Can we Predict Market Corrections?

10 June, 2021 0 Comments


          
            Can we Predict Market Corrections?

Uncertainty and change are the only things permanent and common to all of us in this world.

In the last week of May 2021, the RBI put out a warning of a bubble in the market. Equity prices have been rising relentlessly since the Sensex crossover to above 50,000 levels. This rise has been attributed mainly to the money supply and foreign investments in the market. Although the improved economic prospects are contributing to this euphoria, it is clear that the impact is more due to the other two aspects. Domestic investment in our stock markets is also high as is evidenced by the opening of a million demat accounts every month, cushioning foreign outflows.

Still, by historical standards Indian markets are highly overvalued. The ratio of Sensex share prices to company earnings is now around 30 as against under 20 historically. The Sensex has been bloated by the global influx of money. But “when” they eventually exit the market, not “if”, it will lead to a correction.

Accurate predictions can be forecast, but only in more controlled conditions where many possibilities and probabilities are presented and analyzed for impact. But predicting uncertain ‘shocks’ may be a challenge.

What history has taught us

Earlier ‘shocking’ events (over the past few decades) which have impacted the economy and therefore the markets and our investments are the Harshad Mehta Scam of 1992, the 2000 Tech Bubble crash, 2008 Global market crash and meltdown and most recently the Covid 19 crash of 2020.

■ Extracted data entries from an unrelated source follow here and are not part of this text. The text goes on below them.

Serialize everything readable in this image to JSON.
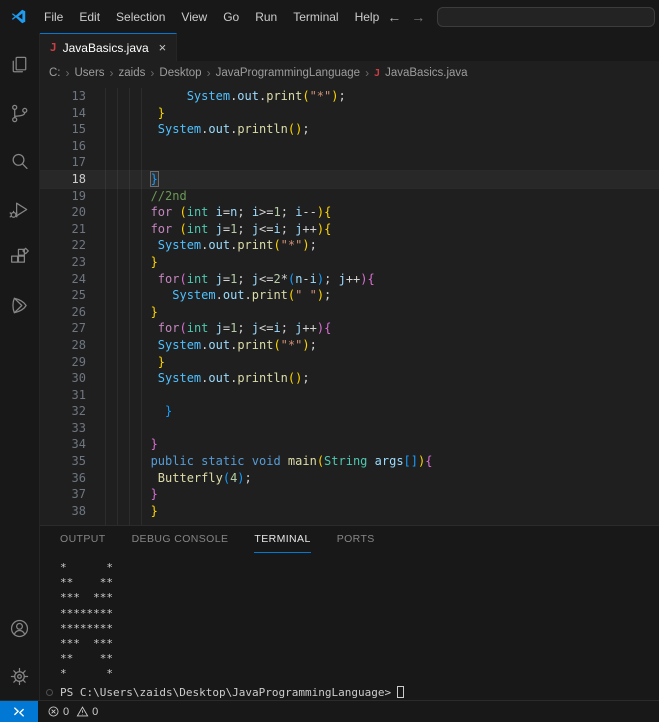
{
  "titlebar": {
    "menus": [
      "File",
      "Edit",
      "Selection",
      "View",
      "Go",
      "Run",
      "Terminal",
      "Help"
    ],
    "command_center_value": ""
  },
  "icons": {
    "back": "←",
    "forward": "→",
    "close": "×",
    "breadcrumb_separator": "›",
    "java_badge": "J"
  },
  "colors": {
    "accent": "#0078d4",
    "java_icon": "#cc3e44",
    "editor_bg": "#1f1f1f",
    "shell_bg": "#181818"
  },
  "activity_bar": {
    "items": [
      "explorer",
      "source-control",
      "search",
      "run-debug",
      "extensions",
      "custom-extension"
    ],
    "footer": [
      "account",
      "settings"
    ]
  },
  "editor": {
    "tab": {
      "label": "JavaBasics.java"
    },
    "breadcrumb": [
      "C:",
      "Users",
      "zaids",
      "Desktop",
      "JavaProgrammingLanguage",
      "JavaBasics.java"
    ],
    "cursor_line": 18,
    "lines": [
      {
        "n": 13,
        "tokens": [
          [
            "ws",
            "            "
          ],
          [
            "cls",
            "System"
          ],
          [
            "pln",
            "."
          ],
          [
            "var",
            "out"
          ],
          [
            "pln",
            "."
          ],
          [
            "fn",
            "print"
          ],
          [
            "b1",
            "("
          ],
          [
            "str",
            "\"*\""
          ],
          [
            "b1",
            ")"
          ],
          [
            "pln",
            ";"
          ]
        ]
      },
      {
        "n": 14,
        "tokens": [
          [
            "ws",
            "        "
          ],
          [
            "b1",
            "}"
          ]
        ]
      },
      {
        "n": 15,
        "tokens": [
          [
            "ws",
            "        "
          ],
          [
            "cls",
            "System"
          ],
          [
            "pln",
            "."
          ],
          [
            "var",
            "out"
          ],
          [
            "pln",
            "."
          ],
          [
            "fn",
            "println"
          ],
          [
            "b1",
            "("
          ],
          [
            "b1",
            ")"
          ],
          [
            "pln",
            ";"
          ]
        ]
      },
      {
        "n": 16,
        "tokens": []
      },
      {
        "n": 17,
        "tokens": []
      },
      {
        "n": 18,
        "tokens": [
          [
            "ws",
            "       "
          ],
          [
            "b3m",
            "}"
          ],
          [
            "cur",
            ""
          ]
        ]
      },
      {
        "n": 19,
        "tokens": [
          [
            "ws",
            "       "
          ],
          [
            "com",
            "//2nd"
          ]
        ]
      },
      {
        "n": 20,
        "tokens": [
          [
            "ws",
            "       "
          ],
          [
            "kw",
            "for"
          ],
          [
            "pln",
            " "
          ],
          [
            "b1",
            "("
          ],
          [
            "type",
            "int"
          ],
          [
            "pln",
            " "
          ],
          [
            "var",
            "i"
          ],
          [
            "pln",
            "="
          ],
          [
            "var",
            "n"
          ],
          [
            "pln",
            "; "
          ],
          [
            "var",
            "i"
          ],
          [
            "pln",
            ">="
          ],
          [
            "num",
            "1"
          ],
          [
            "pln",
            "; "
          ],
          [
            "var",
            "i"
          ],
          [
            "pln",
            "--"
          ],
          [
            "b1",
            ")"
          ],
          [
            "b1",
            "{"
          ]
        ]
      },
      {
        "n": 21,
        "tokens": [
          [
            "ws",
            "       "
          ],
          [
            "kw",
            "for"
          ],
          [
            "pln",
            " "
          ],
          [
            "b1",
            "("
          ],
          [
            "type",
            "int"
          ],
          [
            "pln",
            " "
          ],
          [
            "var",
            "j"
          ],
          [
            "pln",
            "="
          ],
          [
            "num",
            "1"
          ],
          [
            "pln",
            "; "
          ],
          [
            "var",
            "j"
          ],
          [
            "pln",
            "<="
          ],
          [
            "var",
            "i"
          ],
          [
            "pln",
            "; "
          ],
          [
            "var",
            "j"
          ],
          [
            "pln",
            "++"
          ],
          [
            "b1",
            ")"
          ],
          [
            "b1",
            "{"
          ]
        ]
      },
      {
        "n": 22,
        "tokens": [
          [
            "ws",
            "        "
          ],
          [
            "cls",
            "System"
          ],
          [
            "pln",
            "."
          ],
          [
            "var",
            "out"
          ],
          [
            "pln",
            "."
          ],
          [
            "fn",
            "print"
          ],
          [
            "b1",
            "("
          ],
          [
            "str",
            "\"*\""
          ],
          [
            "b1",
            ")"
          ],
          [
            "pln",
            ";"
          ]
        ]
      },
      {
        "n": 23,
        "tokens": [
          [
            "ws",
            "       "
          ],
          [
            "b1",
            "}"
          ]
        ]
      },
      {
        "n": 24,
        "tokens": [
          [
            "ws",
            "        "
          ],
          [
            "kw",
            "for"
          ],
          [
            "b2",
            "("
          ],
          [
            "type",
            "int"
          ],
          [
            "pln",
            " "
          ],
          [
            "var",
            "j"
          ],
          [
            "pln",
            "="
          ],
          [
            "num",
            "1"
          ],
          [
            "pln",
            "; "
          ],
          [
            "var",
            "j"
          ],
          [
            "pln",
            "<="
          ],
          [
            "num",
            "2"
          ],
          [
            "pln",
            "*"
          ],
          [
            "b3",
            "("
          ],
          [
            "var",
            "n"
          ],
          [
            "pln",
            "-"
          ],
          [
            "var",
            "i"
          ],
          [
            "b3",
            ")"
          ],
          [
            "pln",
            "; "
          ],
          [
            "var",
            "j"
          ],
          [
            "pln",
            "++"
          ],
          [
            "b2",
            ")"
          ],
          [
            "b2",
            "{"
          ]
        ]
      },
      {
        "n": 25,
        "tokens": [
          [
            "ws",
            "          "
          ],
          [
            "cls",
            "System"
          ],
          [
            "pln",
            "."
          ],
          [
            "var",
            "out"
          ],
          [
            "pln",
            "."
          ],
          [
            "fn",
            "print"
          ],
          [
            "b1",
            "("
          ],
          [
            "str",
            "\" \""
          ],
          [
            "b1",
            ")"
          ],
          [
            "pln",
            ";"
          ]
        ]
      },
      {
        "n": 26,
        "tokens": [
          [
            "ws",
            "       "
          ],
          [
            "b1",
            "}"
          ]
        ]
      },
      {
        "n": 27,
        "tokens": [
          [
            "ws",
            "        "
          ],
          [
            "kw",
            "for"
          ],
          [
            "b2",
            "("
          ],
          [
            "type",
            "int"
          ],
          [
            "pln",
            " "
          ],
          [
            "var",
            "j"
          ],
          [
            "pln",
            "="
          ],
          [
            "num",
            "1"
          ],
          [
            "pln",
            "; "
          ],
          [
            "var",
            "j"
          ],
          [
            "pln",
            "<="
          ],
          [
            "var",
            "i"
          ],
          [
            "pln",
            "; "
          ],
          [
            "var",
            "j"
          ],
          [
            "pln",
            "++"
          ],
          [
            "b2",
            ")"
          ],
          [
            "b2",
            "{"
          ]
        ]
      },
      {
        "n": 28,
        "tokens": [
          [
            "ws",
            "        "
          ],
          [
            "cls",
            "System"
          ],
          [
            "pln",
            "."
          ],
          [
            "var",
            "out"
          ],
          [
            "pln",
            "."
          ],
          [
            "fn",
            "print"
          ],
          [
            "b1",
            "("
          ],
          [
            "str",
            "\"*\""
          ],
          [
            "b1",
            ")"
          ],
          [
            "pln",
            ";"
          ]
        ]
      },
      {
        "n": 29,
        "tokens": [
          [
            "ws",
            "        "
          ],
          [
            "b1",
            "}"
          ]
        ]
      },
      {
        "n": 30,
        "tokens": [
          [
            "ws",
            "        "
          ],
          [
            "cls",
            "System"
          ],
          [
            "pln",
            "."
          ],
          [
            "var",
            "out"
          ],
          [
            "pln",
            "."
          ],
          [
            "fn",
            "println"
          ],
          [
            "b1",
            "("
          ],
          [
            "b1",
            ")"
          ],
          [
            "pln",
            ";"
          ]
        ]
      },
      {
        "n": 31,
        "tokens": []
      },
      {
        "n": 32,
        "tokens": [
          [
            "ws",
            "         "
          ],
          [
            "b3",
            "}"
          ]
        ]
      },
      {
        "n": 33,
        "tokens": []
      },
      {
        "n": 34,
        "tokens": [
          [
            "ws",
            "       "
          ],
          [
            "b2",
            "}"
          ]
        ]
      },
      {
        "n": 35,
        "tokens": [
          [
            "ws",
            "       "
          ],
          [
            "kw2",
            "public"
          ],
          [
            "pln",
            " "
          ],
          [
            "kw2",
            "static"
          ],
          [
            "pln",
            " "
          ],
          [
            "kw2",
            "void"
          ],
          [
            "pln",
            " "
          ],
          [
            "fn",
            "main"
          ],
          [
            "b1",
            "("
          ],
          [
            "type",
            "String"
          ],
          [
            "pln",
            " "
          ],
          [
            "var",
            "args"
          ],
          [
            "b3",
            "["
          ],
          [
            "b3",
            "]"
          ],
          [
            "b1",
            ")"
          ],
          [
            "b2",
            "{"
          ]
        ]
      },
      {
        "n": 36,
        "tokens": [
          [
            "ws",
            "        "
          ],
          [
            "fn",
            "Butterfly"
          ],
          [
            "b3",
            "("
          ],
          [
            "num",
            "4"
          ],
          [
            "b3",
            ")"
          ],
          [
            "pln",
            ";"
          ]
        ]
      },
      {
        "n": 37,
        "tokens": [
          [
            "ws",
            "       "
          ],
          [
            "b2",
            "}"
          ]
        ]
      },
      {
        "n": 38,
        "tokens": [
          [
            "ws",
            "       "
          ],
          [
            "b1",
            "}"
          ]
        ]
      }
    ]
  },
  "panel": {
    "tabs": [
      {
        "label": "OUTPUT",
        "active": false
      },
      {
        "label": "DEBUG CONSOLE",
        "active": false
      },
      {
        "label": "TERMINAL",
        "active": true
      },
      {
        "label": "PORTS",
        "active": false
      }
    ],
    "terminal": {
      "output": [
        "*      *",
        "**    **",
        "***  ***",
        "********",
        "********",
        "***  ***",
        "**    **",
        "*      *"
      ],
      "prompt": "PS C:\\Users\\zaids\\Desktop\\JavaProgrammingLanguage>"
    }
  },
  "status_bar": {
    "errors": "0",
    "warnings": "0"
  }
}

Bear in mind, that in the latest one, a sharp correction happened over just 7-10 trading sessions. Perhaps we need to brace ourselves for a new normal … ‘shocks’ will occur every 8 – 10 years.

And with the magnitude of its impact globally, Covid 19 brought in a lock-down and change in ways of life as we knew it. Something that we had never experienced before. Therefore, more than predicting such an event, we need to look at the consequences and actions that we took...

Its impact on our personal lives and families will indeed be most ‘shocking’ to all of us and possibly something we had never imagined would happen.

Warren Buffet’s famous quote on being able to predict stock market movement (either rise or fall) is noteworthy -


"Since I know of no way to reliably predict market movements, I recommend that you purchase Berkshire shares only if you expect to hold them for at least five years. Those who seek short-term profits should look elsewhere."

- Warren Buffet



Conclusion:

The moral of the story is that yes there will be cyclical falls and rises… some more than others. As long as you continue to stay invested and participate in the market both during the rise and the fall, you should have no trouble in the long term with your financial goals and anticipated returns for your family’s safety.

"In the 20th century, the United States endured two world wars and other traumatic and expensive military conflicts; the Depression; a dozen or so recessions and financial panics; oil shocks; a flu epidemic; and the resignation of a disgraced president. Yet the Dow rose from 66 to 11,497."

- Warren Buffet

We urge you to have conversations with financial advisors who have seen and navigated these cyclical rises and falls. They are in the best objective position to help you understand and mitigate the risks of letting emotion get the better of you.